The lack of a coordinated international effort to address such a enormous catastrophe in the volatile region makes no sense in the modern era, according to an IRC official.
“This new milestone is as unacceptable as it is tragic. This level of human suffering, anguish and misery does not belong in the 21st century – it is a devastating new hallmark of human failure,” said IRC president David Miliband. “It should not take these numbers for the crisis to hit the headlines – we are witnessing the biggest humanitarian catastrophe for a generation in one of the least stable and most dangerous parts of the world. This crisis needs more public attention, more international financing and crucially more political endeavor to tackle the root of the crisis: political dysfunction that has led to violence, chaos and death.”
The situation in Lebanon, which has absorbed at least 1.2 million refugees into an already unstable population of about 4 million people – and an additional estimated 300,000 Palestinian refugees that have been living in camps for decades – poses the greatest concern. With a government widely considered the least effectual in an already unstable region, Lebanon has refused to formulate an official government plan to deal with crisis, leaving virtually all of the aid and organizational work to either outside aid groups or even to the refugees themselves, who instead of living in camps where the population can be easily accessed by aid groups – such as the enormous Zaatari Camp in northern Jordan – are scattered throughout Lebanon in small makeshift camps, private homes, or even living on the streets.
Their presence – and violent overflow from the battlefields in Syria – has already lead to a series of skirmishes centering around the eastern Beqqa city of Aarsal, which has nearly tripled in size from its peacetime population of about 50,000 people. Over the last month, what had been small scale occasional clashes between rebels and either the Lebanese Army or the Syrian regime aligned Shiite militant group Hezbollah turned into a full scale battle that saw dozens of Lebanese army soldiers killed, wounded or captured and much of Aarsal destroyed.
In a video released Thursday, militants from the Islamic State reportedly beheaded one of the Lebanese army captives amid threats of more killings to come if Islamist prisoners held by the Lebanese government were not released. Jordan’s efforts have resulted in a giant camp city set 6 miles from the border, where refugees are isolated from the rest of the population.
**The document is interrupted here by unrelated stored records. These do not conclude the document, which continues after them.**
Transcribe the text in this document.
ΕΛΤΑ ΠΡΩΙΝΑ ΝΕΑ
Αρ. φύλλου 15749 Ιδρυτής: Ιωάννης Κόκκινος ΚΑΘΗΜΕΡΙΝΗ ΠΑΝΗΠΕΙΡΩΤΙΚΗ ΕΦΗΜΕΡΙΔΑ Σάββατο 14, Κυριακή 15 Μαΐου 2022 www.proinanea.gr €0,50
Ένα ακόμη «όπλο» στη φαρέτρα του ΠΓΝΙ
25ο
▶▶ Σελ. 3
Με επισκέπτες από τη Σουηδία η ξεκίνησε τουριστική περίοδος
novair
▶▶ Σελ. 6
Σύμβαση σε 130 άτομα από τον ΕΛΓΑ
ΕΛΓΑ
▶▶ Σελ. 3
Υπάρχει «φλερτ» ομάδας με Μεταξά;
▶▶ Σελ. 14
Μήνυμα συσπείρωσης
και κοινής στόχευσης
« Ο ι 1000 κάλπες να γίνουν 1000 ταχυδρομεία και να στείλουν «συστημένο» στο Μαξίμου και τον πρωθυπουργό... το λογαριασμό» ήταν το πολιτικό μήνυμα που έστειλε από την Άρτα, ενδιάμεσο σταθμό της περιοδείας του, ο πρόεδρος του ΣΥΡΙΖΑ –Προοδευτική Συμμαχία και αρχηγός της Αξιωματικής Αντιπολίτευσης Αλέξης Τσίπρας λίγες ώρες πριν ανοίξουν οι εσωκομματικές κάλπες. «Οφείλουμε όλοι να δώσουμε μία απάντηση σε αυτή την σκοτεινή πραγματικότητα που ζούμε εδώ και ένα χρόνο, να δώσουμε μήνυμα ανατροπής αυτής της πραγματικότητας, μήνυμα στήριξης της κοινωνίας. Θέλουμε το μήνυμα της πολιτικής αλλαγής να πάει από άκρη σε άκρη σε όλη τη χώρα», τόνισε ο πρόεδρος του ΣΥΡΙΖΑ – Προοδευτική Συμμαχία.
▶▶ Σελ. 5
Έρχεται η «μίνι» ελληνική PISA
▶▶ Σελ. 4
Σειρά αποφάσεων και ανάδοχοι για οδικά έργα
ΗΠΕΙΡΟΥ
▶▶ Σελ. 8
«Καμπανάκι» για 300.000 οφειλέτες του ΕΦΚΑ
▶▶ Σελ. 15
The Zaatari Camp in July was estimated to have 81,000 residents.
The report, however, points out that as staggering as the Syrian numbers might be, the situation in neighboring Iraq, where the Islamic State overran much of the northern and central portions of the country in a June blitz that saw much of the Iraqi army disperse, has forced the internal displacement of well over a million Iraqi people as well.
The relatively stable Kurdish Autonomous Region, whose security forces have so far kept the Islamic State from overrunning its major population centers has absorbed at least half a million Iraqi Arabs on top of tens of thousands of Syrian Kurds who had previously fled fighting in their home country.
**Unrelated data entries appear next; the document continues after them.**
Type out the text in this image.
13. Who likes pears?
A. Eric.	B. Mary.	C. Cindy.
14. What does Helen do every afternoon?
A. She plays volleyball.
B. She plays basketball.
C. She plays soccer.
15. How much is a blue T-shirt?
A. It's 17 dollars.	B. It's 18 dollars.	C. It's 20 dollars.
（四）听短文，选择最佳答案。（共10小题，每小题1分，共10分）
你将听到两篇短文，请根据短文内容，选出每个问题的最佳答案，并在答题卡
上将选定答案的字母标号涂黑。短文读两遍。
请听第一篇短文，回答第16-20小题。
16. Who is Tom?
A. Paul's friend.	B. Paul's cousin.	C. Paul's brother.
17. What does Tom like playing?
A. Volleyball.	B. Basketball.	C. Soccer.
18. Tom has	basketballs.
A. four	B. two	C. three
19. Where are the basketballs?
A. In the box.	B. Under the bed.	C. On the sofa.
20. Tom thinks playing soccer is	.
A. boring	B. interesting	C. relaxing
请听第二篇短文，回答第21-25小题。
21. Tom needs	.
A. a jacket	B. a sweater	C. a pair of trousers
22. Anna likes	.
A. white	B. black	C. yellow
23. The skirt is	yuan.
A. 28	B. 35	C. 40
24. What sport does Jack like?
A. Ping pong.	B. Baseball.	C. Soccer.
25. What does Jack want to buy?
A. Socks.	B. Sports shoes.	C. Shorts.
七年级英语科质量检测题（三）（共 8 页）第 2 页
With refugees from Mosul, Tikrit and a slew of small Christian villages overrun by the militants, virtually all the public space in the capital Irbil is filled with tents, as are all the churches and mosques. But with Kurdish and Arab interactions tense over the possibility of Islamic State militants, which include a sizable contingent of Kurds already, infiltrating the KRG to conduct terror attacks, security forces have already begun cracking down on refugees and turning away many from the border.
“We’re full, look around Irbil,” said one Kurdish security official, speaking on background because the policy has not been formalized even if it is in effect. “We’ve got 500,000 extra people to feed and 3 million to protect. And a war to fight.”
Prothero is a McClatchy special correspondent, reporting from Irbil, Iraq.